From ObjectNet to MVT


A few years ago, the team behind this project identified a major challenge in the field of machine learning: models struggle when dealing with images outside their distribution or images that are not well represented in the training data. This led to the creation of ObjectNet, a dataset composed of images collected from real-life environments. The dataset emphasizes the performance gap between machine learning models and human recognition abilities by eliminating incidental correlations present in other benchmark evaluations, such as correlations between objects and their backgrounds. ObjectNet revealed the performance gap of machine vision models in datasets and real-world applications. Many researchers and developers have adopted it, leading to improved model performance.


Fast forward to the present, and the team has taken their research a step further with MVT. Unlike traditional approaches, this new method evaluates model performance by comparing their responses to the easiest and most difficult images.

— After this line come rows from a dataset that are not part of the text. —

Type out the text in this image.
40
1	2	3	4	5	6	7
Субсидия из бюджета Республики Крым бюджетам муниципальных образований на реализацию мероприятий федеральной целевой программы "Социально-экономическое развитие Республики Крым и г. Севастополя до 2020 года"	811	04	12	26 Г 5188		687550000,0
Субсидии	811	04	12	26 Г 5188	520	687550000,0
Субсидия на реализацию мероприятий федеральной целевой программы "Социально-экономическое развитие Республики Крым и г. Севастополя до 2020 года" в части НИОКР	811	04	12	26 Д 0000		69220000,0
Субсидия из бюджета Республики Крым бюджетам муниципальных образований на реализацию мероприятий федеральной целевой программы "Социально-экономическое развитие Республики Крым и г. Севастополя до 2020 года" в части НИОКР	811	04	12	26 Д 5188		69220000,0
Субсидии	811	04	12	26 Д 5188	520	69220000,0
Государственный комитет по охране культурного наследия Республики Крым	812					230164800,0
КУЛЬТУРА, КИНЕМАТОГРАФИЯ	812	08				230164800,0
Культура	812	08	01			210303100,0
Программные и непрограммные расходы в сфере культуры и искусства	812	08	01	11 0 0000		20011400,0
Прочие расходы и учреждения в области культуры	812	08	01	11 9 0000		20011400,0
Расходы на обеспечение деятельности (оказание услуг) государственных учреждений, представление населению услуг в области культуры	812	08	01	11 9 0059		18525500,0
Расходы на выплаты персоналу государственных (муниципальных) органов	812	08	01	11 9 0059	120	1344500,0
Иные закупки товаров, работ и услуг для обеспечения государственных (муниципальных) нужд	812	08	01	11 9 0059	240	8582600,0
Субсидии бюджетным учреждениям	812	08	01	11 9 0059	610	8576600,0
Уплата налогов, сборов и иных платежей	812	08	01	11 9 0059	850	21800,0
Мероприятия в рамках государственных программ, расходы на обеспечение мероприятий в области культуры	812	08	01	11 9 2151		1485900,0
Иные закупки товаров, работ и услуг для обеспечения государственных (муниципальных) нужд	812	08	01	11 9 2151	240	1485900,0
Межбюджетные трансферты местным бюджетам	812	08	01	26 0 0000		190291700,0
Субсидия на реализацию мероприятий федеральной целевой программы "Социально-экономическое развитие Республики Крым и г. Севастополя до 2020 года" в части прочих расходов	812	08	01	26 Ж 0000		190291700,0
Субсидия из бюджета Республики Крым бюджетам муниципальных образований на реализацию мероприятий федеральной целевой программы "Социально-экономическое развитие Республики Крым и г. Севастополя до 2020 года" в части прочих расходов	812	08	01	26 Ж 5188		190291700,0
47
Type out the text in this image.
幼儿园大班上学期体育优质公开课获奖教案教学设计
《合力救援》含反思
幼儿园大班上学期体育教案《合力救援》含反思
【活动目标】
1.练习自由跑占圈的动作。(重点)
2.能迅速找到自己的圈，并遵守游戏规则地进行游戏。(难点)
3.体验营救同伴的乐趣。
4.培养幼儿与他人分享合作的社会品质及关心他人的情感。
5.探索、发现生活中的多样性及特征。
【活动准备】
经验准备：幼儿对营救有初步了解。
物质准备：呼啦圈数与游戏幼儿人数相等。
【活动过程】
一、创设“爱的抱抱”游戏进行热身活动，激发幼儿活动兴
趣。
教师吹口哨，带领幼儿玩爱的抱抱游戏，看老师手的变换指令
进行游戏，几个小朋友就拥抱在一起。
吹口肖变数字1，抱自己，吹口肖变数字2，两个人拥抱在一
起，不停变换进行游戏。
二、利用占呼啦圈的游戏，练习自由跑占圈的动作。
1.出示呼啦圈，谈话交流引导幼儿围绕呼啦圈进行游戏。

The research further explores how to interpret and test image difficulty in relation to human visual processing. Using metrics such as c-score, depth prediction, and adversarial robustness, the team found that networks handle more difficult images differently. "While some observable trends, such as more recognizable images being more typical, exist, a comprehensive semantic interpretation of image difficulty still puzzles the scientific community," said Mayo.


For example, in the healthcare field, understanding the complexity of visual information becomes particularly important. The ability of AI models to interpret medical images, such as X-rays, depends on the diversity and difficulty distribution of the images. Researchers advocate for detailed difficulty distribution analysis tailored to professionals to ensure the evaluation of AI systems based on expert standards rather than layman interpretations.


Towards Human-Level Performance


Looking ahead, researchers are not only focused on exploring methods to enhance AI's predictive image capabilities. The team is investigating the correlation between viewing time difficulty to generate versions of images that are more difficult or easier.


While this research has made significant progress, the researchers acknowledge limitations, particularly in separating object recognition from visual search tasks. The current approach indeed focuses on recognizing objects, excluding the complexity introduced by complex scenes.


"This comprehensive approach addresses the long-standing challenge of objectively evaluating object recognition towards human-level performance and opens up new avenues for understanding and advancing the field," said Mayo. "This work has the potential to adapt the Minimum Viewing Time metric to various visual tasks, paving the way for more robust and human-like performance in object recognition, ensuring models are truly put to the test, and preparing for understanding the visual complexity of the real world."